Validity of claims-based algorithms for selected cancers in Japan: Results from the VALIDATE-J study

Cynthia de Luise, Naonobu Sugiyama, Toshitaka Morishima, Takakazu Higuchi, Kayoko Katayama, Sho Nakamura, Haoqian Chen, Edward Nonnenmacher, Ryota Hase, Sadao Jinno, Mitsuyo Kinjo, Daisuke Suzuki, Yoshiya Tanaka, Soko Setoguchi

Published Year: 05/07/2021

Purpose: Real-world data from large administrative claims databases in Japan have recently become available, but limited evidence exists to support their validity. VALIDATE-J validated claims-based algorithms for selected cancers in Japan. Methods: VALIDATE-J was a multicenter, cross-sectional, retrospective study. Disease-identifying algorithms were used to identify cancers diagnosed between January or March 2012 and December 2016 using claims data from two hospitals in Japan.
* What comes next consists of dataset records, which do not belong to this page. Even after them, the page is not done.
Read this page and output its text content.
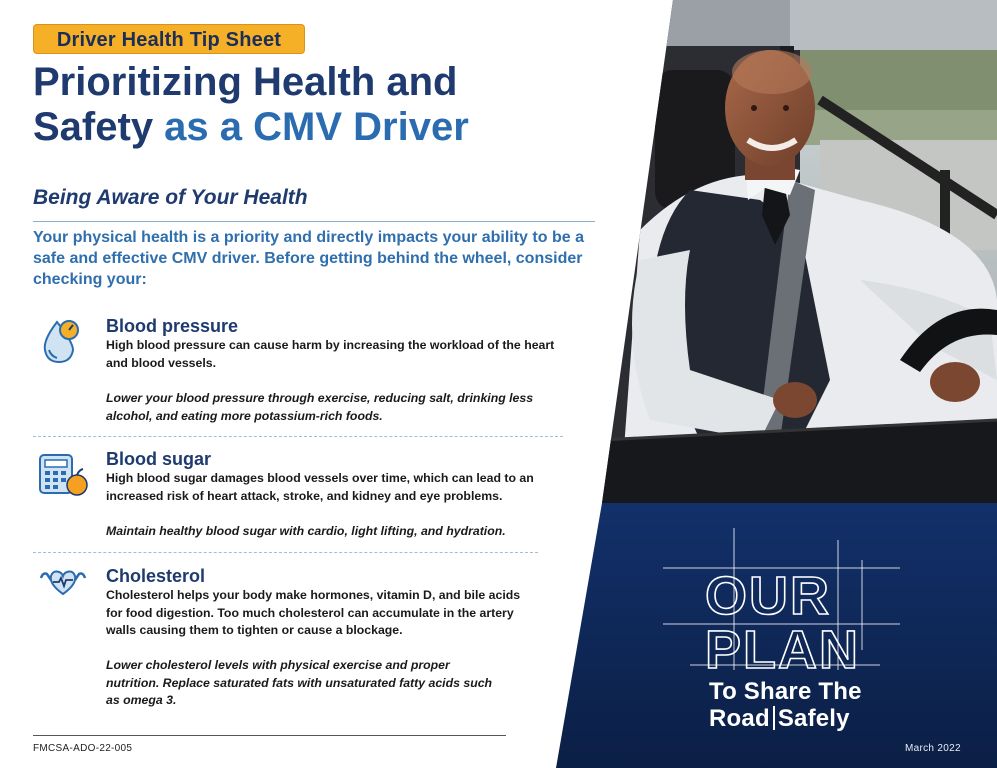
OUR
PLAN
Driver Health Tip Sheet
Prioritizing Health and
Safety as a CMV Driver
Being Aware of Your Health

Your physical health is a priority and directly impacts your ability to be a safe and effective CMV driver. Before getting behind the wheel, consider checking your:

Blood pressure

High blood pressure can cause harm by increasing the workload of the heart and blood vessels.

Lower your blood pressure through exercise, reducing salt, drinking less alcohol, and eating more potassium-rich foods.

Blood sugar

High blood sugar damages blood vessels over time, which can lead to an increased risk of heart attack, stroke, and kidney and eye problems.

Maintain healthy blood sugar with cardio, light lifting, and hydration.

Cholesterol

Cholesterol helps your body make hormones, vitamin D, and bile acids for food digestion. Too much cholesterol can accumulate in the artery walls causing them to tighten or cause a blockage.

Lower cholesterol levels with physical exercise and proper nutrition. Replace saturated fats with unsaturated fatty acids such as omega 3.	To Share The
Road Safely
FMCSA-ADO-22-005	March 2022
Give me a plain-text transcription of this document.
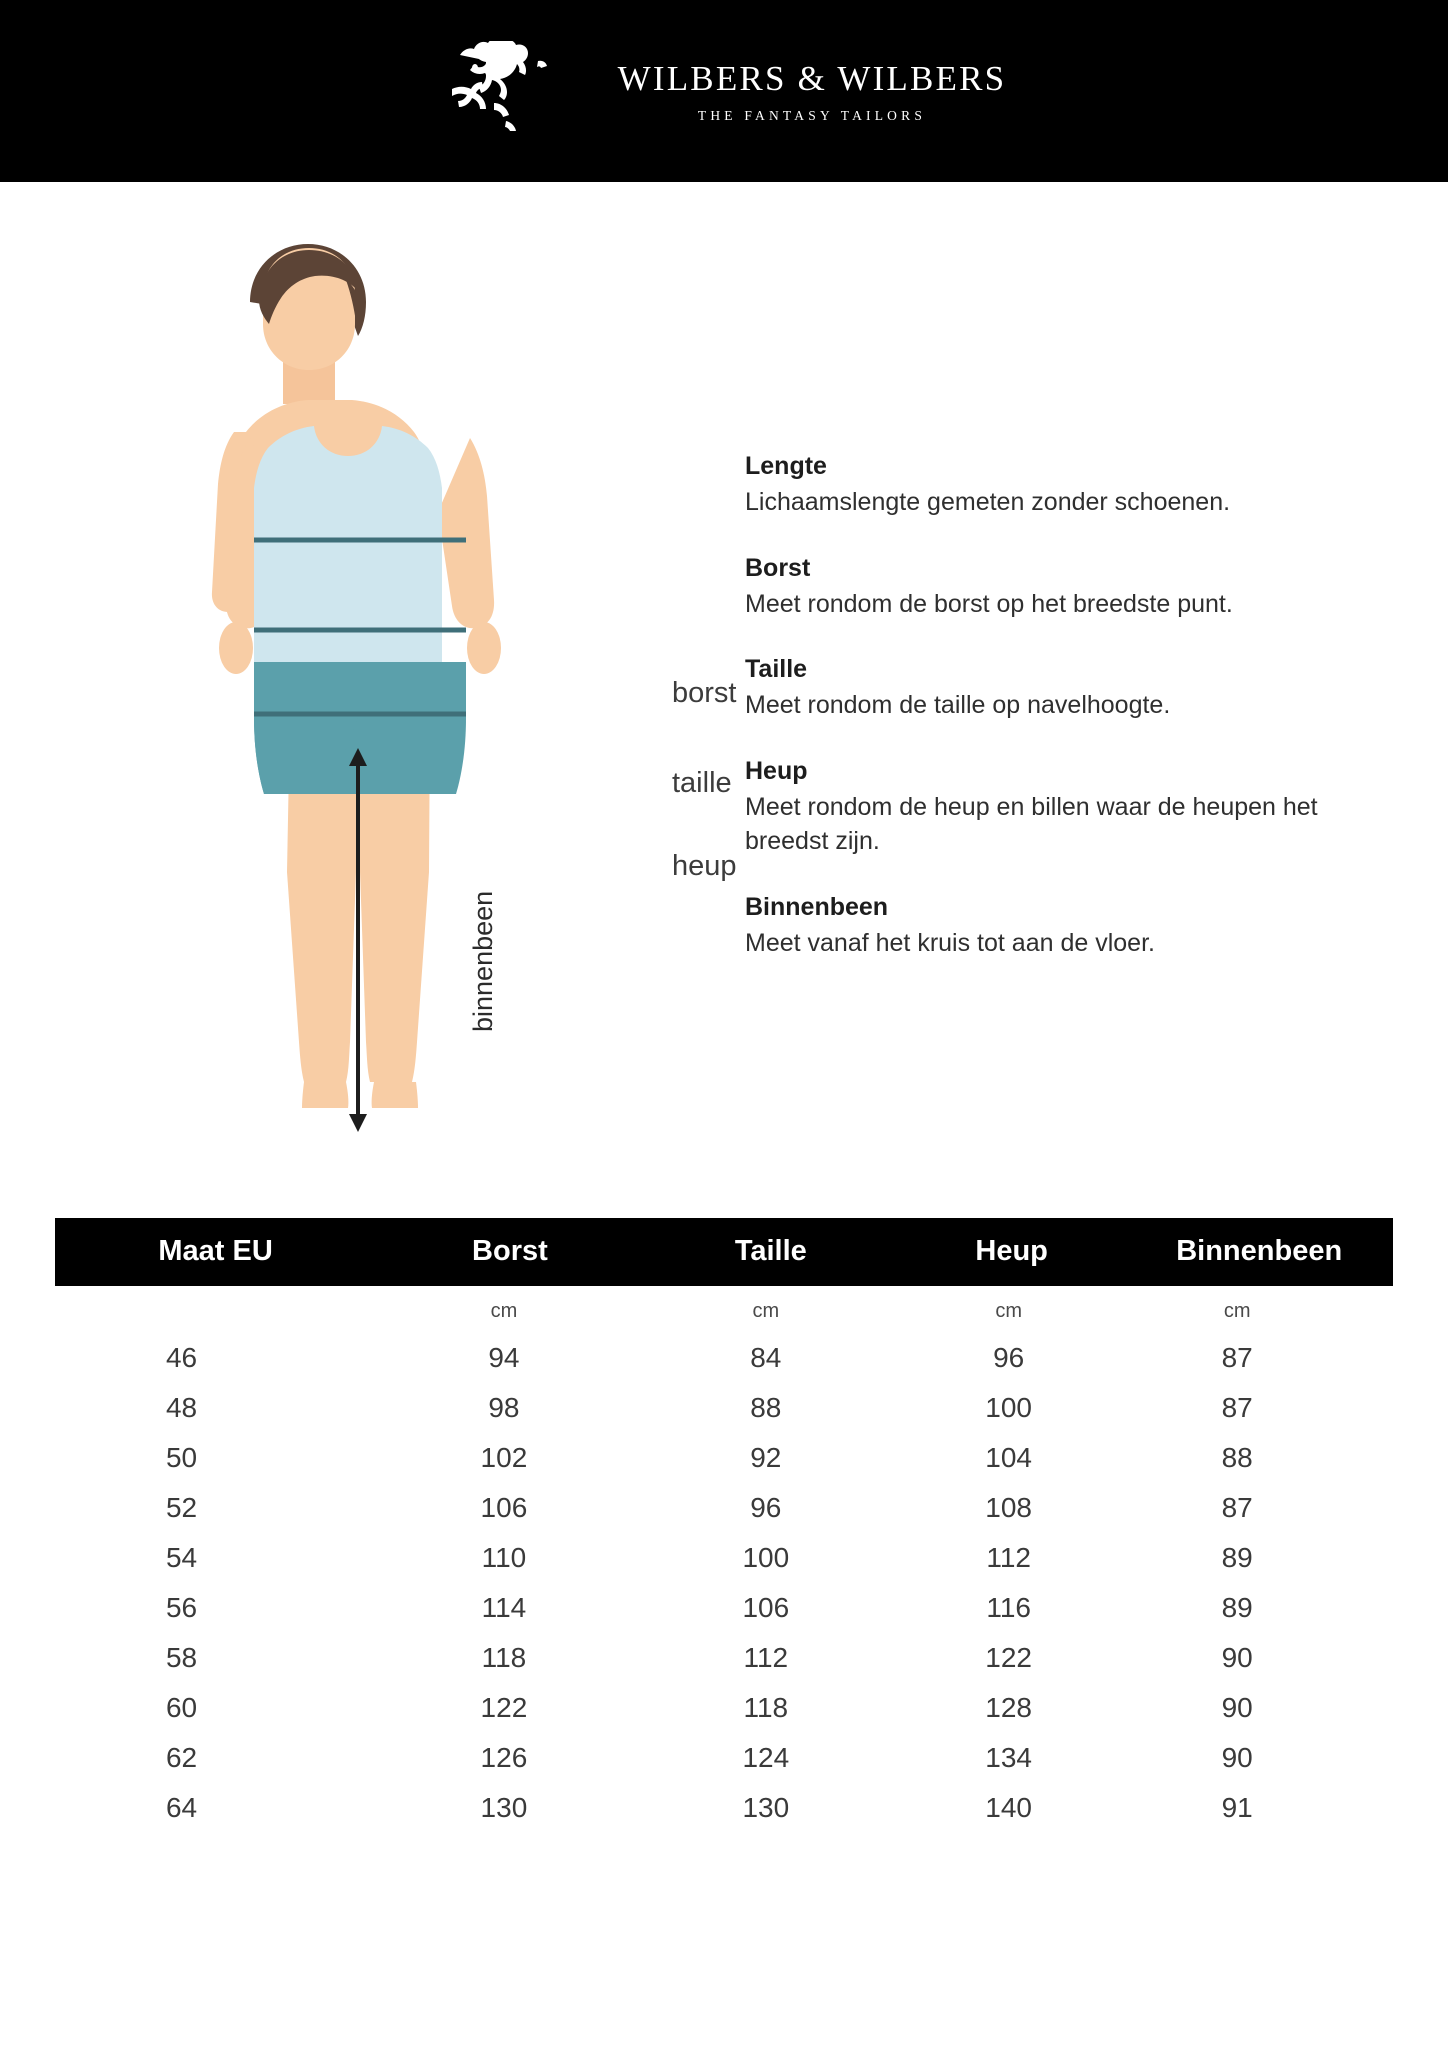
WILBERS & WILBERS
THE FANTASY TAILORS
borst
taille
heup
binnenbeen
Lengte
Lichaamslengte gemeten zonder schoenen.
Borst
Meet rondom de borst op het breedste punt.
Taille
Meet rondom de taille op navelhoogte.
Heup
Meet rondom de heup en billen waar de heupen het breedst zijn.
Binnenbeen
Meet vanaf het kruis tot aan de vloer.
Maat EU	Borst	Taille	Heup	Binnenbeen
	cm	cm	cm	cm
46	94	84	96	87
48	98	88	100	87
50	102	92	104	88
52	106	96	108	87
54	110	100	112	89
56	114	106	116	89
58	118	112	122	90
60	122	118	128	90
62	126	124	134	90
64	130	130	140	91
Positive predictive values (PPVs), specificity, and sensitivity were calculated for prevalent (regardless of baseline cancer-free period) and incident (12-month cancer-free period; with claims and registry periods in the same month) cases, using hospital cancer registry data as gold standard. Results: 22 108 cancers were identified in the hospital claims databases. PPVs (number of registry cases) for prevalent/incident cases were: any malignancy 79.0% (25 934)/73.1% (18 119); colorectal 84.4% (3519)/65.6% (2340); gastric 87.4% (3534)/76.8% (2279); lung 88.1% (2066)/79.9% (1636); breast 86.4% (4959)/59.9% (3185); pancreatic 87.1% (582)/80.4% (508); melanoma 48.7% (46)/42.9% (36); and lymphoma 83.6% (1457)/77.8% (1035). Specificity ranged from 98.3% to 100% (prevalent)/99.5% to 100% (incident); sensitivity ranged from 39.1% to 67.6% (prevalent)/12.5% to 31.4% (incident). PPVs of claims-based algorithms for several cancers in patients ≥66 years of age were slightly higher than those in a US Medicare population. Conclusions: VALIDATE-J demonstrated high specificity and modest-to-moderate sensitivity for claims-based algorithms of most malignancies using Japanese claims data. Use of claims-based algorithms will enable identification of patient populations from claims databases, while avoiding direct patient identification. Further research is needed to confirm the generalizability of our results and applicability to specific subgroups of patient populations.